In West Chester, the 1860 election campaign opened like a fireworks display, with the massive “Grand Demonstration” at Everhart’s Grove in late July. The Village Record estimated turnout at 10,000 people. Flags hung over every intersection. A cannon brought from Phoenixville began early in the morning. All day long, “every avenue leading to West Chester was thronged with people on foot, on horseback, in carriages and in big teams,” reported the Village Record.
The lead speakers, Republican gubernatorial candidate Andrew Curtin and Congressman John Hickman, were escorted from the train station by 120 Wide-Awakes carrying a banner that read, “Labor Is King, Not Cotton.” They were followed by bands and Wide-Awake delegations from across the county.
Meanwhile, at a Democratic county convention in September, “Mr. McCaughey” of Valley Township proposed that the party abstain from that year’s election, rather than choose between Douglas and Breckinridge. Instead of a campaign, local Democrats offered snark. John Hodgson, editor of the pro-Breckinridge Jeffersonian, excelled at this. Describing a rally in Wilmington, Del., he labeled that city’s Wide-Awakes “John Brown Volunteers,” and the evening a “drunken disorderly time”—as political rallies often were.
Hodgson hated the very idea of political progress. “The Black Republican candidate for the presidency confesses ‘the obligations of the higher law,’” he sneered. “Which means that he confesses the obligation to follow the dictates of prejudice, fanaticism, caprice, passion, of self-interest whenever they conflict with the Constitution.”

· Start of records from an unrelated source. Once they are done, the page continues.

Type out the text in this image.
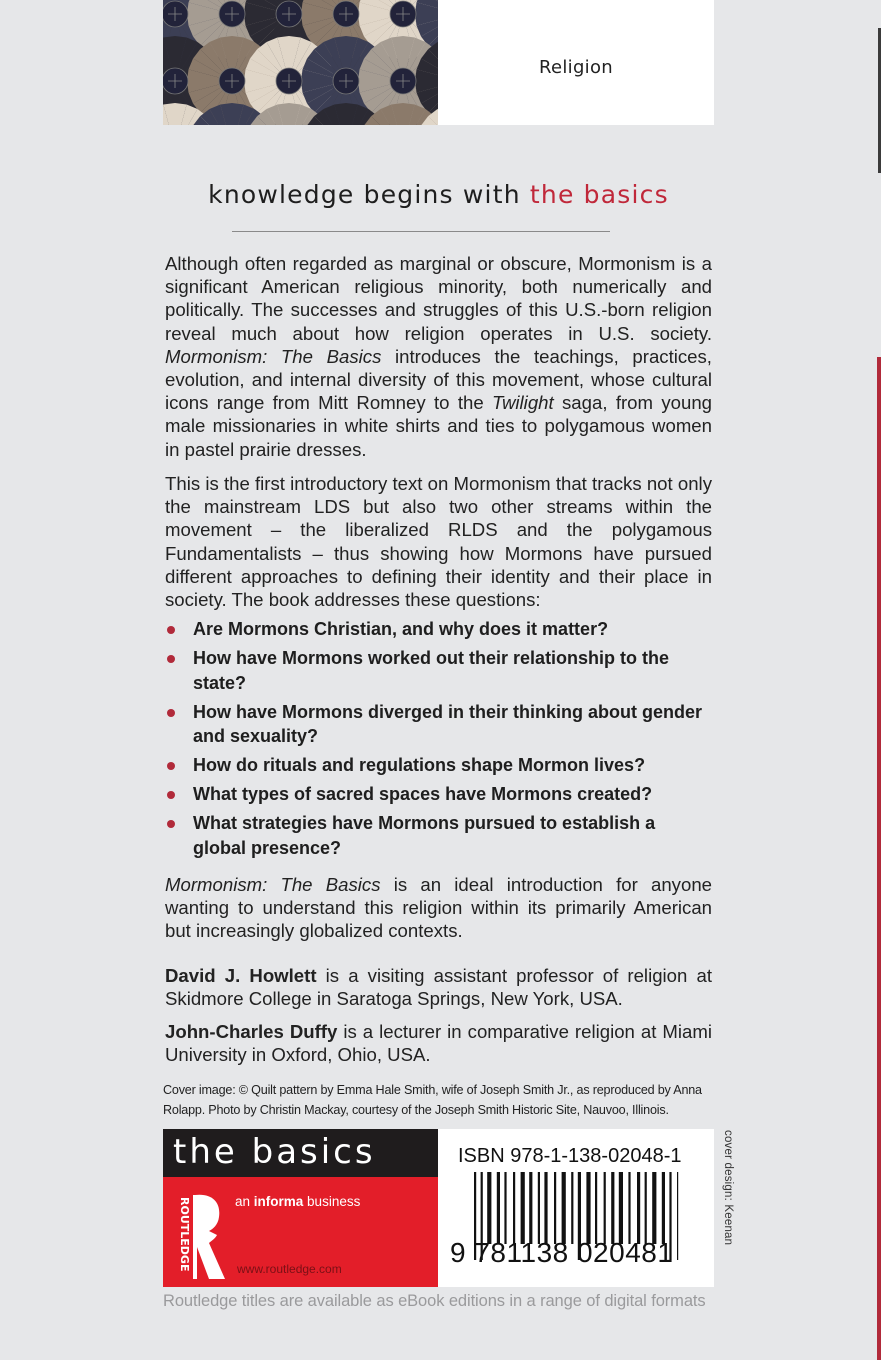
Religion
knowledge begins with the basics
Although often regarded as marginal or obscure, Mormonism is a significant American religious minority, both numerically and politically. The successes and struggles of this U.S.-born religion reveal much about how religion operates in U.S. society. Mormonism: The Basics introduces the teachings, practices, evolution, and internal diversity of this movement, whose cultural icons range from Mitt Romney to the Twilight saga, from young male missionaries in white shirts and ties to polygamous women in pastel prairie dresses.
This is the first introductory text on Mormonism that tracks not only the mainstream LDS but also two other streams within the movement – the liberalized RLDS and the polygamous Fundamentalists – thus showing how Mormons have pursued different approaches to defining their identity and their place in society. The book addresses these questions:
Are Mormons Christian, and why does it matter?
How have Mormons worked out their relationship to the state?
How have Mormons diverged in their thinking about gender and sexuality?
How do rituals and regulations shape Mormon lives?
What types of sacred spaces have Mormons created?
What strategies have Mormons pursued to establish a global presence?
Mormonism: The Basics is an ideal introduction for anyone wanting to understand this religion within its primarily American but increasingly globalized contexts.
David J. Howlett is a visiting assistant professor of religion at Skidmore College in Saratoga Springs, New York, USA.
John-Charles Duffy is a lecturer in comparative religion at Miami University in Oxford, Ohio, USA.
Cover image: © Quilt pattern by Emma Hale Smith, wife of Joseph Smith Jr., as reproduced by Anna Rolapp. Photo by Christin Mackay, courtesy of the Joseph Smith Historic Site, Nauvoo, Illinois.
the basics
ROUTLEDGE	an informa business
www.routledge.com
ISBN 978-1-138-02048-1
9 781138 020481
cover design: Keenan
Routledge titles are available as eBook editions in a range of digital formats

None of this dampened Republican enthusiasm. In September, about 25,000 Lincoln supporters gathered at Brandy-wine Battlefield for demonstrations and speeches by local writer Bayard Taylor and Ohio Congressman John Sherman, a brother of general-to-be William Tecumseh Sherman. “Let us come now to the duty we have to perform as our Revolutionary fathers performed their duty in their time,” Sherman told the enthusiastic throng. “We have a country to preserve, a constitution to preserve, a Union to preserve and the principles for which they fought.”
The election wasn’t even close. With 82 percent turnout, Lincoln won about 7,800 of the 13,000 votes cast in Chester County; Breckinridge, about 5,000. Douglas and Bell received only a few hundred each.

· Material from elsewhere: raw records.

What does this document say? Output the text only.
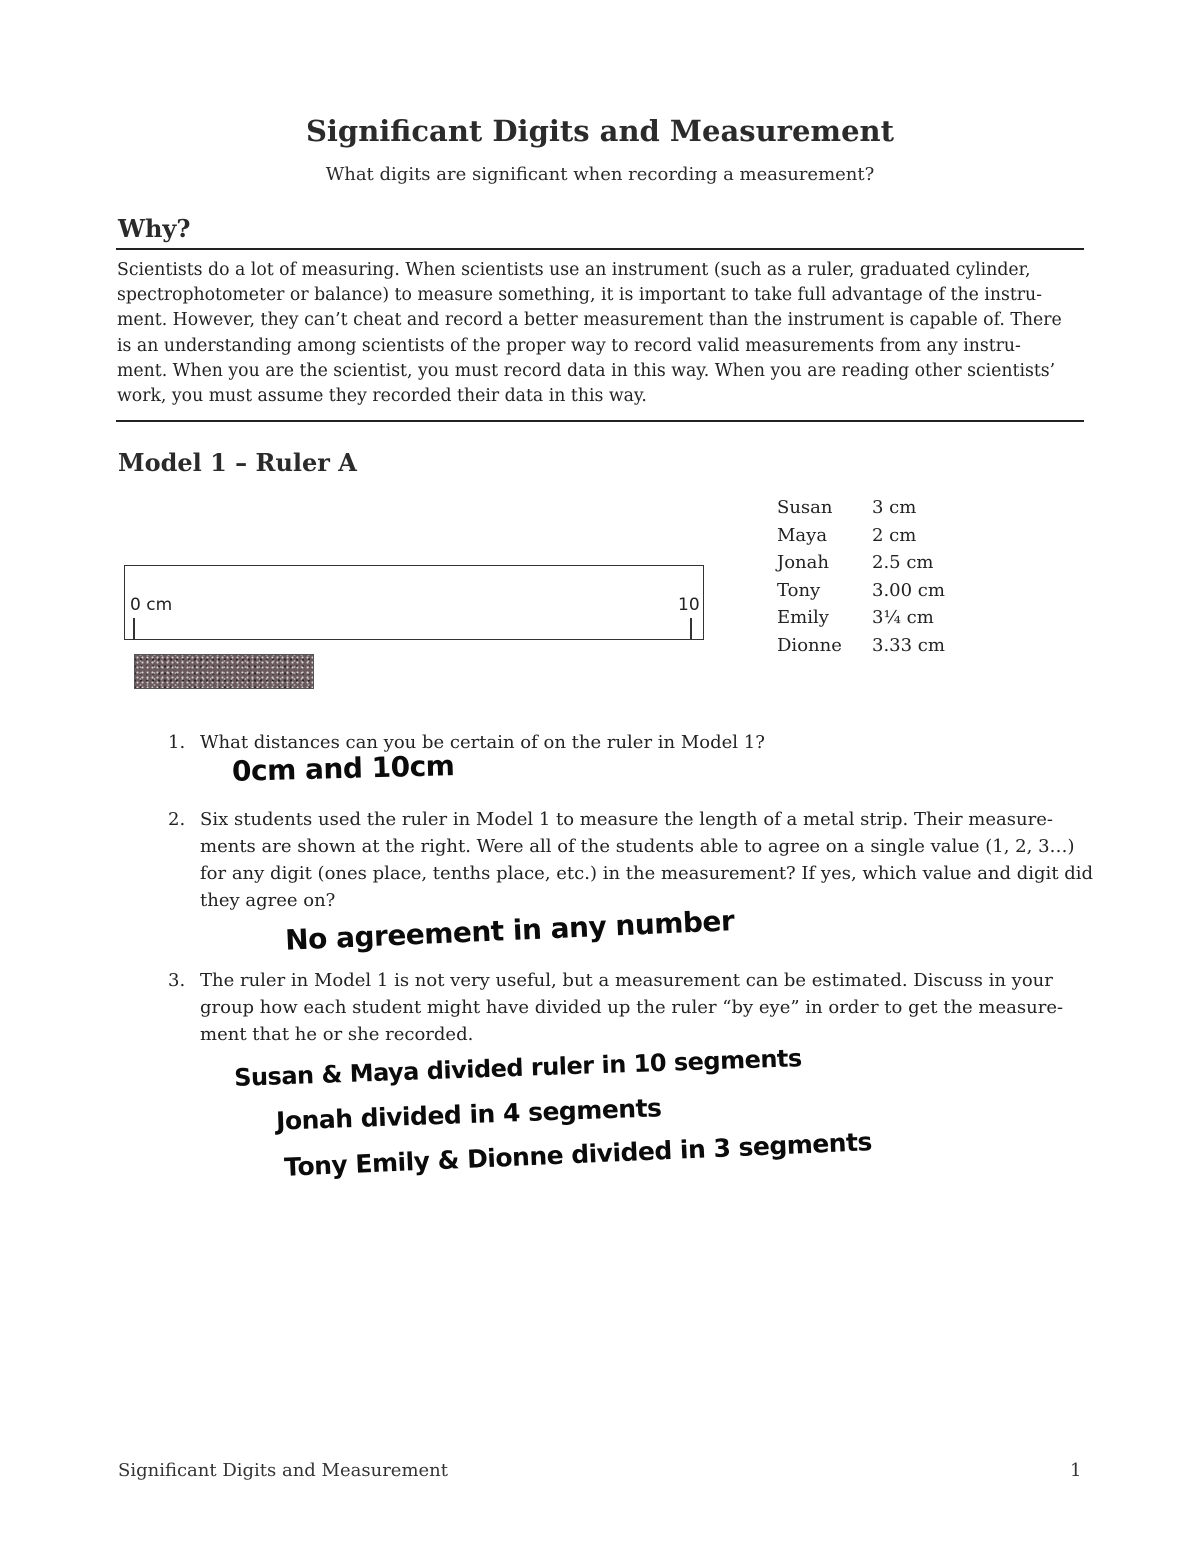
Significant Digits and Measurement
What digits are significant when recording a measurement?
Why?
Scientists do a lot of measuring. When scientists use an instrument (such as a ruler, graduated cylinder,
spectrophotometer or balance) to measure something, it is important to take full advantage of the instru-
ment. However, they can’t cheat and record a better measurement than the instrument is capable of. There
is an understanding among scientists of the proper way to record valid measurements from any instru-
ment. When you are the scientist, you must record data in this way. When you are reading other scientists’
work, you must assume they recorded their data in this way.
Model 1 – Ruler A
0 cm	10
Susan	3 cm
Maya	2 cm
Jonah	2.5 cm
Tony	3.00 cm
Emily	3¼ cm
Dionne	3.33 cm
1. What distances can you be certain of on the ruler in Model 1?
0cm and 10cm
2. Six students used the ruler in Model 1 to measure the length of a metal strip. Their measure-
ments are shown at the right. Were all of the students able to agree on a single value (1, 2, 3…)
for any digit (ones place, tenths place, etc.) in the measurement? If yes, which value and digit did
they agree on?
No agreement in any number
3. The ruler in Model 1 is not very useful, but a measurement can be estimated. Discuss in your
group how each student might have divided up the ruler “by eye” in order to get the measure-
ment that he or she recorded.
Susan & Maya divided ruler in 10 segments
Jonah divided in 4 segments
Tony Emily & Dionne divided in 3 segments
Significant Digits and Measurement	1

All of which left Charles Malone with an obligation to walk from Green Tree to West Chester with a wheelbarrow filled with lime.
Neither Phipps nor Malone left much evidence of their lives. Phipps may have been the man of that name who died in 1887 at Clarkesburg, W.Va., where he worked in lumbering. According to the Daily Local News, he had moved there in 1862 and left relatives at Exton and Frazer. Malone left no trace in the files of the Chester County Historical Society; most members of the Malone family at that period lived around Atglen.
Why lime? Crushed limestone is commonly spread to raise the pH level of acidic soil, increasing crop productivity. Farmers usually calculate the amount to be used in tons per acre. In that era, it was all spread by hand. A bushel would have weighed perhaps 120 pounds. The fact that Malone and Phipps chose this particular wager suggests a couple of farmhands, talking politics while they worked.
In the lingering enthusiasm of Lincoln’s election, the walk was a bigger deal than either Phipps or Malone likely expected. Several companies of Chester County Wide-Awakes and the Charlestown Brass Band showed up to escort the losing Democrat. Paoli Pike remained unpaved into the 20th century, but the day was clear so the road was probably reasonably passable. The walk took three hours.
“Mr. Malone put himself down to the work with a zeal worthy of a better cause,” related the Record. “He [finished] at the Black Bear [tavern], where he was quickly surrounded by a host of friends, who congratulated him upon the gallant style in which he had propelled the wheelbarrow.”
The wheelbarrow was later auctioned for $9, and the lime for 40 cents.